Thursday, September 4, 2008
A view of Mashu-ko which some say is the most beautiful lake in Japan. In the right background is the peak of Shari-dake. To the right is the peak of Kamuinupuri ("Divine Peak" in Ainu) the high point on a subsidiary volcanic cone of the Mashu caldera.

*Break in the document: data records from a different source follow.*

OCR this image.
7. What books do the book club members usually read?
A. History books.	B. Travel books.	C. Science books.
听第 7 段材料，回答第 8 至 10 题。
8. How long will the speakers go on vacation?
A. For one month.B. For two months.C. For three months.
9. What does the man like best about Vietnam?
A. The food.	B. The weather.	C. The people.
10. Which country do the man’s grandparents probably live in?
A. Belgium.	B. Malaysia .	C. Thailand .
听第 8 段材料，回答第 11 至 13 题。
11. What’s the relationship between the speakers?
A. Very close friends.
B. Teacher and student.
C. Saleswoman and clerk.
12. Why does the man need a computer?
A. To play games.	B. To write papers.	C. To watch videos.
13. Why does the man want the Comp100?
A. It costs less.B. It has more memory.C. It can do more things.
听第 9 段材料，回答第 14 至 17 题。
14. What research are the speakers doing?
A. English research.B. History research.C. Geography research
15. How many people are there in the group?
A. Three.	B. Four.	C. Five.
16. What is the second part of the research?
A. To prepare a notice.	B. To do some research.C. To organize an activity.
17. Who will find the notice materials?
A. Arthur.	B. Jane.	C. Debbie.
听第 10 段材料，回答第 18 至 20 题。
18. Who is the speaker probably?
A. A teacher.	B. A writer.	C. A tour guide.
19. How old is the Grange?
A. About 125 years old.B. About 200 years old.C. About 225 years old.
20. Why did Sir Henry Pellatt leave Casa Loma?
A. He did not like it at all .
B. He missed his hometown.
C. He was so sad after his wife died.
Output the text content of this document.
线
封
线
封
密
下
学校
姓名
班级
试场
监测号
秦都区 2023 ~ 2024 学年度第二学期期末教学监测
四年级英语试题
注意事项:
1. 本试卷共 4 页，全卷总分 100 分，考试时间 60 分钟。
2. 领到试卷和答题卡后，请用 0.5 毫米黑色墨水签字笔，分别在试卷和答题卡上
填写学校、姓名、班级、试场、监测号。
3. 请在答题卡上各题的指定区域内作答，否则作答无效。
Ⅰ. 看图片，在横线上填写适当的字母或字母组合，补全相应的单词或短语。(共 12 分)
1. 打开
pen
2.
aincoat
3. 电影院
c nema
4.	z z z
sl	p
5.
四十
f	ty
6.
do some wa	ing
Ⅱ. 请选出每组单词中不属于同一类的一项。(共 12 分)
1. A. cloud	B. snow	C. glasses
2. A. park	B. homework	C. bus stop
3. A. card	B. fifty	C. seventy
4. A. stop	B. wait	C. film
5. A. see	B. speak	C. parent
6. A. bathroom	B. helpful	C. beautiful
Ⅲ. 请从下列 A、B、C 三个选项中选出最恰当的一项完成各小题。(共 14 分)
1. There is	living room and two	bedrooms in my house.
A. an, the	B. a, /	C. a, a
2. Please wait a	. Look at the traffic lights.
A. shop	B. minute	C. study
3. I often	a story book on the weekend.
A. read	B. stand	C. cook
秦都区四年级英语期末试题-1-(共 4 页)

Wednesday, September 3, 2008
Tuesday, September 2, 2008
Monday, September 1, 2008
Sunday, August 31, 2008
Saturday, August 30, 2008
Friday, August 29, 2008
Thursday, August 28, 2008
Wednesday, August 27, 2008
Saturday, August 16, 2008
Hiked up to Marmot Pass in the Buckhorn Wilderness of Olympic National Forest on a family backpacking trip last weekend. The last time I had been at Marmot Pass was about 27 years ago when I was a seasonal backcountry ranger for Olympic National Park. Since then, I've hiked in beautiful mountains all over the world, but I realized standing on the high ridge of Marmot Pass that the Olympics are still a favorite. Over the past quarter century, many things have changed, but the beauty of the Olympic Mountains endures! Breathing the yellow cedar scented air of the Olympic high country, it felt good to be "home" again!
Thursday, July 31, 2008
After leaving Isla Chapera, we circled Isla Mogo Mogo, then headed off to Isla Chitre for a quick swim. Shortly after leaving Isla Chitre heading back to Contadora, a whale's flipper broke the surface. Wow! She was swimming with her calf.
Wednesday, July 30, 2008
Tuesday, July 29, 2008
Sunday, July 27, 2008
A street in Panama City's "Casco Viejo" (aka San Felipe). The Casco Viejo is a UNESCO World Heritage Site. We had a fabulous, multi-course lunch at Manolo Caracol in the Casco Viejo. Something not to be missed if you're in Panama City.
Friday, July 25, 2008
This lovely waterfall on the way to the Finca Lerida was a gift of the weather. It rained like crazy during our stay in Boquete! Surprisingly, the summit of nearby Volcan Baru was frequently clearly visible despite the drenching.
Wednesday, July 23, 2008
The Iver Expert enters the Miraflores Locks on the Panama Canal! Seeing the Panama Canal was a bigger thrill than any of us expected. To finally see it after knowing about it for all these years...it felt like reaching a goal that you never knew you had. We had a wonderful lunch in the lockside restaurant and ended up spending half the day here. The words from the Animaniacs "Panama Canal" song kept running through our heads, "You can sail a cargo ship from sea to shining sea through the Panama Canal for a nominal fee." The "nominal fee" averages about $80,000, cash only, no credit cards!
Tuesday, July 22, 2008
A view of Panama's highest mountain, Volcán Barú, as seen from Isla Carenero (42 miles distant as the crow flies)! When you look at this picture, it's hard to believe that Barú rises to 11,400 feet making it taller than our own "backyard volcano," Mount Hood in Oregon!
Sunday, July 20, 2008
A view from Red Frog Beach on Isla Bastimentos, Bocas del Toro. We hired a local boatman to do a private transfer for us from Isla Carenero to Red Frog Beach at $20 per person. We zipped through mangrove-lined waterways to a small dock, paid a $1.00 entrance fee (you have to cross private land to access Red Frog Beach) and walked for 10 minutes through the jungle to the beach. Wow! What a beach! When we got hungry it was red beans and rice plus a cold Balboa beer at the beachside Flip Flop cafe. A spectacular day in Bocas (except we never saw the red frogs)!